Note that the accuracy drop of 7.43% due to quantization is less than reported in the original paper, but this was an arbitrary choice of hyperparameters that trains quickly. An excellent discussion on choosing hyperparameters for training BinaryNets can be found in How to Train a Compact Binary Neural Network with High Accuracy? - Tang et al AAAI-17. In general, we really shouldn't be using any L1/L2 regularization (--reg 0) as this causes instability and more frequent sign changes.
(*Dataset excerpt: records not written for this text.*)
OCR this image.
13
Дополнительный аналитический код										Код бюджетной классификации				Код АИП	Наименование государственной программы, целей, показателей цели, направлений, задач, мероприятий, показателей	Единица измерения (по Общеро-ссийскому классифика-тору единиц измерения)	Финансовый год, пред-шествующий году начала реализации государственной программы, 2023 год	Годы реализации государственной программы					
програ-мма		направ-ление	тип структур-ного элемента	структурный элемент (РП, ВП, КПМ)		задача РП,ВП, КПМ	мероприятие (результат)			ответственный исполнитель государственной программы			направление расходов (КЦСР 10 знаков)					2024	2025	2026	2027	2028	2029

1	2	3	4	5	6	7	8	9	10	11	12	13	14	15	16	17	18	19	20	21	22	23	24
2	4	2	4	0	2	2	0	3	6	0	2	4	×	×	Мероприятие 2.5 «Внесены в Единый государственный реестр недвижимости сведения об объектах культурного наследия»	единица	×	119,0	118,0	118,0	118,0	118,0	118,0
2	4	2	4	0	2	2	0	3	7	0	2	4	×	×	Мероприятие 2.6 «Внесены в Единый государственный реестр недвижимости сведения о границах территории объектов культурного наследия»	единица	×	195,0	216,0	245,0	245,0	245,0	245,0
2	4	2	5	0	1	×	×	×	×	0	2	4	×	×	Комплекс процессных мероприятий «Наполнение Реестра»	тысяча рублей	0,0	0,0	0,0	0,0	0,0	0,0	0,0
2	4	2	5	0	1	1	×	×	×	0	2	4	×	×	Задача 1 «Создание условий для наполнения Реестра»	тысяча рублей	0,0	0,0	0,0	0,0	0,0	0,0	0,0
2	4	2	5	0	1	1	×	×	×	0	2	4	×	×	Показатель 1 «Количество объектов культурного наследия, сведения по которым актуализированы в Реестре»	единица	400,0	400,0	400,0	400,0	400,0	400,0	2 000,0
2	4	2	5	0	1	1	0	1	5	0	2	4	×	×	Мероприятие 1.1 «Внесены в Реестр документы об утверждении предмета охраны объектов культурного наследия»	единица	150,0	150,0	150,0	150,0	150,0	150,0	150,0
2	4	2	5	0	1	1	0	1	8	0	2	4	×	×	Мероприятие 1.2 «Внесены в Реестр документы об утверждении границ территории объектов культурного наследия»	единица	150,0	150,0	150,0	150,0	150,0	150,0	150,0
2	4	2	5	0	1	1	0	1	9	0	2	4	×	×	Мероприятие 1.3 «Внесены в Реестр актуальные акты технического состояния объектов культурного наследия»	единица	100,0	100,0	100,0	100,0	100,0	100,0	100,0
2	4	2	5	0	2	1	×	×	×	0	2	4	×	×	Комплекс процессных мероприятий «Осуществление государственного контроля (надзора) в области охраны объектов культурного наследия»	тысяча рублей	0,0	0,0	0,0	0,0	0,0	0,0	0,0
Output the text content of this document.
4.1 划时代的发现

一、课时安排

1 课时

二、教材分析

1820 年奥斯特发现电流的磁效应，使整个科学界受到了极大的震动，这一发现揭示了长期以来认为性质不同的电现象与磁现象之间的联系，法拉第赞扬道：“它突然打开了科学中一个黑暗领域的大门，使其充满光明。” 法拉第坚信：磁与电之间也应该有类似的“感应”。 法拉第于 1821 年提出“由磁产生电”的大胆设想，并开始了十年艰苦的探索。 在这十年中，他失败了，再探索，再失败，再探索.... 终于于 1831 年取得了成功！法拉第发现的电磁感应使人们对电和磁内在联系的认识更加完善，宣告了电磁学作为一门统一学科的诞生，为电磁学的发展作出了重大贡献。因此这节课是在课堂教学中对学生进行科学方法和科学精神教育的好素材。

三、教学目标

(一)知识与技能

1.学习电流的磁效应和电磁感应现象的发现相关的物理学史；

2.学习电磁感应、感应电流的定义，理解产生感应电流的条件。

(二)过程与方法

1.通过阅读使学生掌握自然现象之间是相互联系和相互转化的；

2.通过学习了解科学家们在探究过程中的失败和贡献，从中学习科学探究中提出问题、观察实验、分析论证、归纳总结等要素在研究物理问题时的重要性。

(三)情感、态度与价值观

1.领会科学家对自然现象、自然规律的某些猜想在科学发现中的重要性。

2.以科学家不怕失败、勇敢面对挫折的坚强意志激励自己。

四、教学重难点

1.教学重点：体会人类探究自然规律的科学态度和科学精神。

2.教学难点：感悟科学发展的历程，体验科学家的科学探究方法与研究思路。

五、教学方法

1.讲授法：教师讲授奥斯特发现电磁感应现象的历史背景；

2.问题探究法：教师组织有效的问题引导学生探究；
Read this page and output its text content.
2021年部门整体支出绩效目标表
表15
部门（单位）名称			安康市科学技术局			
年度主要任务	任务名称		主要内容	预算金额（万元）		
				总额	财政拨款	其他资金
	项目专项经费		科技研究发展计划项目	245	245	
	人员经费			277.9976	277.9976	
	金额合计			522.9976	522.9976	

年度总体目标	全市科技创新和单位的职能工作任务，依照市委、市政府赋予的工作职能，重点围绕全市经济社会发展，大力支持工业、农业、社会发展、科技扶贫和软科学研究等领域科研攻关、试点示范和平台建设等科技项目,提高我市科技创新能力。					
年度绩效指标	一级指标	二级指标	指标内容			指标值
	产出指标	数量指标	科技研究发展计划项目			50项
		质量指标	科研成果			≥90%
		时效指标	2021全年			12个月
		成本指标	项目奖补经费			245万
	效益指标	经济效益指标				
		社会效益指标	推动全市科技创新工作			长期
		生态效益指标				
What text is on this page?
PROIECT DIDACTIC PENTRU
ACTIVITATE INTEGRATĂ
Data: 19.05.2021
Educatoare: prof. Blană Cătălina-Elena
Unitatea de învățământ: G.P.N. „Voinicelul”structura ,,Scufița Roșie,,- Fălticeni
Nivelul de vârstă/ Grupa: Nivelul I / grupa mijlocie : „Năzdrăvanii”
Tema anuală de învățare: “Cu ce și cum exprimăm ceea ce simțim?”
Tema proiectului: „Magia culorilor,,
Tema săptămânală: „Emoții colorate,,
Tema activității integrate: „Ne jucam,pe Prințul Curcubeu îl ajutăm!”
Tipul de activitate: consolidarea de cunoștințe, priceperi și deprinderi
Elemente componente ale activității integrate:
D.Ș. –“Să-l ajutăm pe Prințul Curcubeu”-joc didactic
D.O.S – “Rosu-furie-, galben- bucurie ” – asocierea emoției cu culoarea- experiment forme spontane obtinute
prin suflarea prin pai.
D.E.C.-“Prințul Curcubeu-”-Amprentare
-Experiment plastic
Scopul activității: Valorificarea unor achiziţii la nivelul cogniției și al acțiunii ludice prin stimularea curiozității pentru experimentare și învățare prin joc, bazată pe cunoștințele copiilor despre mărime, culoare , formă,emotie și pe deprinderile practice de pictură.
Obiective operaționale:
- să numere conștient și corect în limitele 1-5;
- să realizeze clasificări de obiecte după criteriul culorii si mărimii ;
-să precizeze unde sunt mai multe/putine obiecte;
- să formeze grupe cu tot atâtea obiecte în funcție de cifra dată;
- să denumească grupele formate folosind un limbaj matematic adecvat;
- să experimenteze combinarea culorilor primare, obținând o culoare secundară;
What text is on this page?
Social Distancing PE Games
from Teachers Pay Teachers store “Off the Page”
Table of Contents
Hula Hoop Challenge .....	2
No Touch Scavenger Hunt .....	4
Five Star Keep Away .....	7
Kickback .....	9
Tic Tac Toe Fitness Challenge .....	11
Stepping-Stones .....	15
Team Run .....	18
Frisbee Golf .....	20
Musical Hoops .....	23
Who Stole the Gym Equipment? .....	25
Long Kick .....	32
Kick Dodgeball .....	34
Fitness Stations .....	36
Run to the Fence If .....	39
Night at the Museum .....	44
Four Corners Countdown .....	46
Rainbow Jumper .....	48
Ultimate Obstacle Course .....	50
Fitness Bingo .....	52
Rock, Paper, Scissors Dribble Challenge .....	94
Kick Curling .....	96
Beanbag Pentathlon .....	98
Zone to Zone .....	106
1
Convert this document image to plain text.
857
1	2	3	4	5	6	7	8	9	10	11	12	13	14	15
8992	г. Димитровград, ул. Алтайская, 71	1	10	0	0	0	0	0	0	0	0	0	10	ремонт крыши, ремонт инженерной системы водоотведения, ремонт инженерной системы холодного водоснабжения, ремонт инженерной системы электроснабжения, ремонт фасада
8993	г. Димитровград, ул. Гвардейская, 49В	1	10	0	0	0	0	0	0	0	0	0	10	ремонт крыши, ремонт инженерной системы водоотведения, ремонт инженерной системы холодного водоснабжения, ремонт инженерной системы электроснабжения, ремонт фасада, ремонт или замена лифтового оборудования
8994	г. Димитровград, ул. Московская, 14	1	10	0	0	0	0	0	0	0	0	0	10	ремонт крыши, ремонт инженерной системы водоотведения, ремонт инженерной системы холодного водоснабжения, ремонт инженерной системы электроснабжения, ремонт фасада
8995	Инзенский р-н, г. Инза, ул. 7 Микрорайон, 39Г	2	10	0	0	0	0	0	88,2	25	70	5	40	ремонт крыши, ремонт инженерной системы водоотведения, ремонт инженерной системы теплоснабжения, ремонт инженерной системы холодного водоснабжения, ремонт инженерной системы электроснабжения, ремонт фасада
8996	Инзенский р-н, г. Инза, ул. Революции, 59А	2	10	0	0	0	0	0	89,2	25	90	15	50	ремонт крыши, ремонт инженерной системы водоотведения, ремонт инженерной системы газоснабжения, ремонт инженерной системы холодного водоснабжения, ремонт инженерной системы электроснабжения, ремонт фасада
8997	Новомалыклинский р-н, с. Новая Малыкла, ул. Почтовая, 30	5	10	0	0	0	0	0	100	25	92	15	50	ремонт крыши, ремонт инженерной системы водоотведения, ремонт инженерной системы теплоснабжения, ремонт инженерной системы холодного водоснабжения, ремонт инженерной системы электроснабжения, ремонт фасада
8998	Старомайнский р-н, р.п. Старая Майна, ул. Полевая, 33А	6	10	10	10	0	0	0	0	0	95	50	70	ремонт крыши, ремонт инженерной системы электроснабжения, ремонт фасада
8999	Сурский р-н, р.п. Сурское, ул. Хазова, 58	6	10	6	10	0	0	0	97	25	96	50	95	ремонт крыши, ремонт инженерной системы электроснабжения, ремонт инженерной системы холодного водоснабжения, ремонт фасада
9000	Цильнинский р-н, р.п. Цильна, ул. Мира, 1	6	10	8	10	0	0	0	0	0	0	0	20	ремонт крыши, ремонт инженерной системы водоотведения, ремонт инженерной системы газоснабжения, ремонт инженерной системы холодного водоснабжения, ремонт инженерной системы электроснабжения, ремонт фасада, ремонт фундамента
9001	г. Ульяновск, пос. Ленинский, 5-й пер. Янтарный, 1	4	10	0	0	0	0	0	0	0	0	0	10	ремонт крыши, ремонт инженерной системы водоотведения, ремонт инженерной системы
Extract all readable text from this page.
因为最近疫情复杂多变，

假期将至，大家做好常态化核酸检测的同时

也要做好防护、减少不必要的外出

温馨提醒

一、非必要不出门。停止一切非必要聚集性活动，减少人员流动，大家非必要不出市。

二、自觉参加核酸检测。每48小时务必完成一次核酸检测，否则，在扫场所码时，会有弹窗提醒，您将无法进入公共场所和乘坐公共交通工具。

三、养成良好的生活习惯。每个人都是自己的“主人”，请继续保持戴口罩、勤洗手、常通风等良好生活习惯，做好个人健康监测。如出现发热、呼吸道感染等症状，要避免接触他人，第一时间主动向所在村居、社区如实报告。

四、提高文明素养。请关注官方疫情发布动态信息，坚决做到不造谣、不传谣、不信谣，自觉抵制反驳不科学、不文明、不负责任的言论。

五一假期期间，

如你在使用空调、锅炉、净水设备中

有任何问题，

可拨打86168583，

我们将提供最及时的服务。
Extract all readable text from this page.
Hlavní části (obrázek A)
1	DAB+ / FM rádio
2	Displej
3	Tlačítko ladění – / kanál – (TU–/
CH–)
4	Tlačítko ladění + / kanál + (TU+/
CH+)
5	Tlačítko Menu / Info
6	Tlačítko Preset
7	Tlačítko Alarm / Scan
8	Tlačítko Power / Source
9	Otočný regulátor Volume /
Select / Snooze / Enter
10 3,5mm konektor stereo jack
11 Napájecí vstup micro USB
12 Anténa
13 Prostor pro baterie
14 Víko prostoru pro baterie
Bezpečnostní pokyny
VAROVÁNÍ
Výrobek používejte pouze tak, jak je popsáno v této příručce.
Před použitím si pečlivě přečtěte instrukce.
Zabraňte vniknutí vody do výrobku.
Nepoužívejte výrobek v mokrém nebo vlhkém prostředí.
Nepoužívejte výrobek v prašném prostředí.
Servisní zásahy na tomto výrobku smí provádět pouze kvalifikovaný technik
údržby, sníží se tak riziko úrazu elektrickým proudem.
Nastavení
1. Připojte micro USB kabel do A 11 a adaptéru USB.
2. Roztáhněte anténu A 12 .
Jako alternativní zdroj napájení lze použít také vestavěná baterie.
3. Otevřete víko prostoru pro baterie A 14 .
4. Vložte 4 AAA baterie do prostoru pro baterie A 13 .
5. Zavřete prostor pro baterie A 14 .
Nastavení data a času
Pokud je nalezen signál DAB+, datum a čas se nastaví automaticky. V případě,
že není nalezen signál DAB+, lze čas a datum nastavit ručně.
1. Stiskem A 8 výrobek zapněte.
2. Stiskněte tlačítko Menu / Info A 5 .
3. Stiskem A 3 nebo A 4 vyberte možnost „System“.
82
Some things to keep in mind with training speed benchmarks:

    • We only get a speedup in forward pass since backprop is done with full precision gradients.
    • The default binary_net configuration has 4 layers, but weights aren't quantized in the input/output layers given signficant evidence in the literature that this has a disproportionate adverse impact on accuracy. Thus, when we run a --xnor --binary net, we're actually only quantizing half of the layers in the network. The training speedup should increase with additional layers.

GTX-TITAN-BLACK-6GB

batch_size n_hidden steps Avg (ex/s) Med (ex/s) Avg (ex/s) Med (ex/s) Speedup (avg) Speedup (med)
512 512 1000 59,468.4 61,277.0 79,116.0 82,863.2 0.75 0.74
1024 512 1000 63,060.3 64,415.5 73,987.8 76,055.5 0.85 0.85
2048 512 500 42,262.9 42,864.1 41,527.4 42,075.2 1.02 1.02
4096 512 500 16,255.7 16,579.1 13,750.4 13,866.2 1.18 1.20
8192 512 300 4,628.4 4,591.8 3,799.0 3,798.9 1.22 1.21

Limitations

  • XNOR GEMM op currently only works for square matrices that are powers of 2, with smallest N being 512.
  • tf.sign() used for quantization is leaky and outputs 0 if the input is exactly 0. In practice this doesn't hurt accuracy too much.